From Alberto Mingardi of EconLog.
"On the website of the Center for Study of Partisanship and Ideology, a newly formed (2020) organization which I’ll make a point of following closely, there is a very good article by Philippe Lemoine (a Ph.D. candidate in philosophy at Cornell University). Lemoine is making the case against lockdowns. I am biased in favor of such a position, so I may be easily persuaded, but I think Lemoine argues it very well, in a tone which is sensible and takes into account the- understandable- worries of pro-lockdown people, and so may persuade others who have a different view. His reasoning is nuanced; he points out that policy decisions aren’t the only thing that affect the way the pandemic is progressing. He tries to do something which should be obvious but has so far been unthinkable: discuss costs and benefits of different non-pharmaceutical measures, instead of interpreting measures as a proxy of a broader political worldview.
There are many insights in this piece but let me just single out one:
if you look at the data without preconceived notions instead of picking the examples that suit you and ignoring all the others, you will notice 3 things:
• In places that locked down, incidence often began to fall before the lockdown was in place or immediately after, which given the reporting delay and the incubation period means that the lockdown can’t be responsible for the fall of incidence or at least that incidence would have fallen even in the absence of a lockdown.

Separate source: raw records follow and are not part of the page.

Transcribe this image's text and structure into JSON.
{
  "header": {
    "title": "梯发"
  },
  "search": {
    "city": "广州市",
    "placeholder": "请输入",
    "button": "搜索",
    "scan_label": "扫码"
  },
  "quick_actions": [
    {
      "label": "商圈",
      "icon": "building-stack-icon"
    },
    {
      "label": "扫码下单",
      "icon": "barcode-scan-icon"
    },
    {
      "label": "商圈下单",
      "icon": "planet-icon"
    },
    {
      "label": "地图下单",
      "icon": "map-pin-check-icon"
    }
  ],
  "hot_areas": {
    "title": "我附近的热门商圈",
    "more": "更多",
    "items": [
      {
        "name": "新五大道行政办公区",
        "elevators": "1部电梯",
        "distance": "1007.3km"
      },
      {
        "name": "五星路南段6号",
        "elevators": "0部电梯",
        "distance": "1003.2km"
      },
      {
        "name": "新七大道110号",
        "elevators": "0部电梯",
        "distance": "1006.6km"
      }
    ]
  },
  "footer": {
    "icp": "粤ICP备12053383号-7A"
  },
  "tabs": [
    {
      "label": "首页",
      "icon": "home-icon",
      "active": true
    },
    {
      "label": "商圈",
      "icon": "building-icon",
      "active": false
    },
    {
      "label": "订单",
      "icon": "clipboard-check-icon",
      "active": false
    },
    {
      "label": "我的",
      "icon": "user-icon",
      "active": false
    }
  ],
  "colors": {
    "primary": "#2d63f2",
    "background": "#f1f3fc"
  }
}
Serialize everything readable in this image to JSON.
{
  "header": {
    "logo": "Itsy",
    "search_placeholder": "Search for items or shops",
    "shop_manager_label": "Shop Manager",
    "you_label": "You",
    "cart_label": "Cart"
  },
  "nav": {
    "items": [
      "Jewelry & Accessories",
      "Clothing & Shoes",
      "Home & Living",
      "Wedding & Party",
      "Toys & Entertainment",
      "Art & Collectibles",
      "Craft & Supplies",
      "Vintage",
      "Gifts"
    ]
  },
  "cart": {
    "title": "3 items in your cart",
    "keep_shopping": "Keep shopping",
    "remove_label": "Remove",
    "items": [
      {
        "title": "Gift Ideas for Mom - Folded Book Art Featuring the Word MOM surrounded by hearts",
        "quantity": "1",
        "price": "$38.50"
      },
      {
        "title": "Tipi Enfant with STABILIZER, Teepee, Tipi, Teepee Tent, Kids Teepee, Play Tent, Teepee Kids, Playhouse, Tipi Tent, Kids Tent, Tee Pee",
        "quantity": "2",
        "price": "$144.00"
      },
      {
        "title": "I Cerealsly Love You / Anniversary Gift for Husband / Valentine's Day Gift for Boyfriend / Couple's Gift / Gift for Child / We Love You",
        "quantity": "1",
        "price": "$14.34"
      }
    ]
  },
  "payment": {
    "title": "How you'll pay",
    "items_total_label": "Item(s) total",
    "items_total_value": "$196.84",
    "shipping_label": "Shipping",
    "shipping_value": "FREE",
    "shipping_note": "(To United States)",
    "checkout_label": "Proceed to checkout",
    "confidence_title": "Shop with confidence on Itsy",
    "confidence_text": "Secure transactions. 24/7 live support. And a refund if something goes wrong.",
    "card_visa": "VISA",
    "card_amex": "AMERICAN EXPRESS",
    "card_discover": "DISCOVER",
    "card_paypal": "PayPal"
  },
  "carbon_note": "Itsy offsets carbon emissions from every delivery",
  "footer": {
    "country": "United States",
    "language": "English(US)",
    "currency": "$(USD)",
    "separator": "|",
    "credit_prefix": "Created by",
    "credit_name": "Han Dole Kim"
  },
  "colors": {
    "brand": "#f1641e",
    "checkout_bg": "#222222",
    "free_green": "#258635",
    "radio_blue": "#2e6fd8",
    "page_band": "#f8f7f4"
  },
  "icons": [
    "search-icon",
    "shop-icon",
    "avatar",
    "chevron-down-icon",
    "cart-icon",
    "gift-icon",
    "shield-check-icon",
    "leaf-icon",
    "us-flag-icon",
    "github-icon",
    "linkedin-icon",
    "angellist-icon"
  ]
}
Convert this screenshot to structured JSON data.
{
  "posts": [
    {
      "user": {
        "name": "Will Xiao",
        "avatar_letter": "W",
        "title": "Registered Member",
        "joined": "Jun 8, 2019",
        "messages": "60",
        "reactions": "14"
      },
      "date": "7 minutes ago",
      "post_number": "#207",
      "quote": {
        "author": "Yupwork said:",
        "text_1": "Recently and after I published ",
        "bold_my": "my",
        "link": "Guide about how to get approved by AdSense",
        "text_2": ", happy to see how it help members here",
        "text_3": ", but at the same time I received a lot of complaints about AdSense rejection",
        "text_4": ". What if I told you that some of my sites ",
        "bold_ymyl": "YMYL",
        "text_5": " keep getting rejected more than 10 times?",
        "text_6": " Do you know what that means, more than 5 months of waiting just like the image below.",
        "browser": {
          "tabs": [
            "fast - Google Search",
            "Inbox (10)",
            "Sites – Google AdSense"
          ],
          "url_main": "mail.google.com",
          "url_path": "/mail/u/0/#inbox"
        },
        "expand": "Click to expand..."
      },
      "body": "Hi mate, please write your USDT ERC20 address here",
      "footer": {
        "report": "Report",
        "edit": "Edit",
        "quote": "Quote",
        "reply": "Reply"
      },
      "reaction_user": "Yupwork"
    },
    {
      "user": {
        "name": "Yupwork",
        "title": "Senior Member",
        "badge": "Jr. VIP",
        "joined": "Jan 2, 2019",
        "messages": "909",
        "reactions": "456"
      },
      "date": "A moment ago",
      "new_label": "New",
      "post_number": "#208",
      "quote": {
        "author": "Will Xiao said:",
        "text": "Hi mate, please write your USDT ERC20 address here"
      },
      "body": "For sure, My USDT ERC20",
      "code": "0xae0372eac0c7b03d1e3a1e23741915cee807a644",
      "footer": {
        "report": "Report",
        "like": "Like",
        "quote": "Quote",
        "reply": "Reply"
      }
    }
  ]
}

• Conversely, it’s often the case that it takes several days or even weeks after the start of a lockdown for incidence to start falling, which means that locking down was not sufficient to push R below 1 and that other factors had to do the job.
• Finally, there are plenty of places that did not lockdown, but where the epidemic nevertheless receded long before the herd immunity threshold was reached even though incidence was increasing quasi-exponentially, meaning that even in the absence of a lockdown other factors can and often do cause incidence to fall long before saturation."